Blixt later became playing coach for Borrby IF. After six seasons there, he spent five seasons coaching Branteviks IF until 2012. The team morphed into Österlen FF, where Blixt was succeeded by Niclas Nylén. Nylén was sacked in 2013, and Blixt returned. In 2014 he coached Österlen to promotion to the Division 2. Blixt resigned again after the 2015 season.
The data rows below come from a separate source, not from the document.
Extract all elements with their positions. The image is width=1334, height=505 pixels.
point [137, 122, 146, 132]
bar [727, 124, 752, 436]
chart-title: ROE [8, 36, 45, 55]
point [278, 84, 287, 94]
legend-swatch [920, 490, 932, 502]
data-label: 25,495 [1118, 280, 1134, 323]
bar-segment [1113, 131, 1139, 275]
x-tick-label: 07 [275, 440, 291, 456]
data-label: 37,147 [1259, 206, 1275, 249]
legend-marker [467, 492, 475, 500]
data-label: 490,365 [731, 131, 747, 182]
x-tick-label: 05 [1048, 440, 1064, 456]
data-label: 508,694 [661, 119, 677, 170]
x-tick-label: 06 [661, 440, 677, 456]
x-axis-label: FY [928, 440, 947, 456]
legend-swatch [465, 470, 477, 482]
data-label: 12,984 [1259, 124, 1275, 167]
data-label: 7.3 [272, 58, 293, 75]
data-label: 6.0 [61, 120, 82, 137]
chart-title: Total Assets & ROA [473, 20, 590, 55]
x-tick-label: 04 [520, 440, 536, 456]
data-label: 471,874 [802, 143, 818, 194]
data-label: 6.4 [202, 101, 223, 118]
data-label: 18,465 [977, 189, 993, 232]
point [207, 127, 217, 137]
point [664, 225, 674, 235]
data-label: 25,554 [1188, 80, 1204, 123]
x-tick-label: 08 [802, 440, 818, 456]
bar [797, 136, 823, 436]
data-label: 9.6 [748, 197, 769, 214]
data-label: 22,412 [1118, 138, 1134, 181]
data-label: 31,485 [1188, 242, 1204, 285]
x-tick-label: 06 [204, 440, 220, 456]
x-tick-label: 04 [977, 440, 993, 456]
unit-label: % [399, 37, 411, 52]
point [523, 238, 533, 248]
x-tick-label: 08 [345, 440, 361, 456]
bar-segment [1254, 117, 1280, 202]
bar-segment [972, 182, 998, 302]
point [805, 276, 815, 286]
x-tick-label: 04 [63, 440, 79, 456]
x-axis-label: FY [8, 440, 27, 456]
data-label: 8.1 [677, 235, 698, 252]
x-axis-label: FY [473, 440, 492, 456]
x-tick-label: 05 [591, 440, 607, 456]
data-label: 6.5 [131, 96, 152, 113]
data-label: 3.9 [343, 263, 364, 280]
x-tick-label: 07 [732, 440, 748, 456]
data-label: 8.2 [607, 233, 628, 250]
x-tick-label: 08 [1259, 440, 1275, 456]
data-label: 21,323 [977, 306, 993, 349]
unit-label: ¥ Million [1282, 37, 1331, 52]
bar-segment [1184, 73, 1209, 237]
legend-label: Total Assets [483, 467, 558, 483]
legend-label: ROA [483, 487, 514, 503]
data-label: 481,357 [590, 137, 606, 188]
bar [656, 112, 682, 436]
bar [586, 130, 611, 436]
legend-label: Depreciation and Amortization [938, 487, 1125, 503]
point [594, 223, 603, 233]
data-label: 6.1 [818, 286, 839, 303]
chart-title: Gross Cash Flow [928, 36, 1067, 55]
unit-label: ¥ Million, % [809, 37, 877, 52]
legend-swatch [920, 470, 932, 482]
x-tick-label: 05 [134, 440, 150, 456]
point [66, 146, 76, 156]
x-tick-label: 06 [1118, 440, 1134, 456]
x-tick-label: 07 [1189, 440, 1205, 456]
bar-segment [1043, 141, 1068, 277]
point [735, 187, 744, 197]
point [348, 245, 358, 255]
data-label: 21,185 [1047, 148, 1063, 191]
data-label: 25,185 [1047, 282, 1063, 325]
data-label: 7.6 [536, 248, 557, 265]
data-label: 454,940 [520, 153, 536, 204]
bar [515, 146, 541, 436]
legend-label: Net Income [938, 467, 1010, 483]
Blixt then had another coaching spell in Borrby IF. After trying to quit coaching, he was once again persuaded to join one of his former teams, this time Tomelilla IF. After helping that club in 2025, he agreed to coach Brösarps IF from 2026.

==Personal life==
Blixt settled in Borrby, married and had five children. Four sons became footballers. He coached his own son Jacob (born 1996) in Österlen FF, as well as his nephew Oskar (born 1999). The twins Victor and Ludwig (born 2002) followed, and the youngest, Eric (born 2009), was touted by local press as having "a shining future".

Jacob and Victor reached Superettan during their careers, playing for Landskrona BoIS and Helsingborgs IF respectively. Victor played in the playoff where Helsingborgs IF secured promotion to the 2022 Allsvenskan, but did not get any minutes on Sweden's highest level.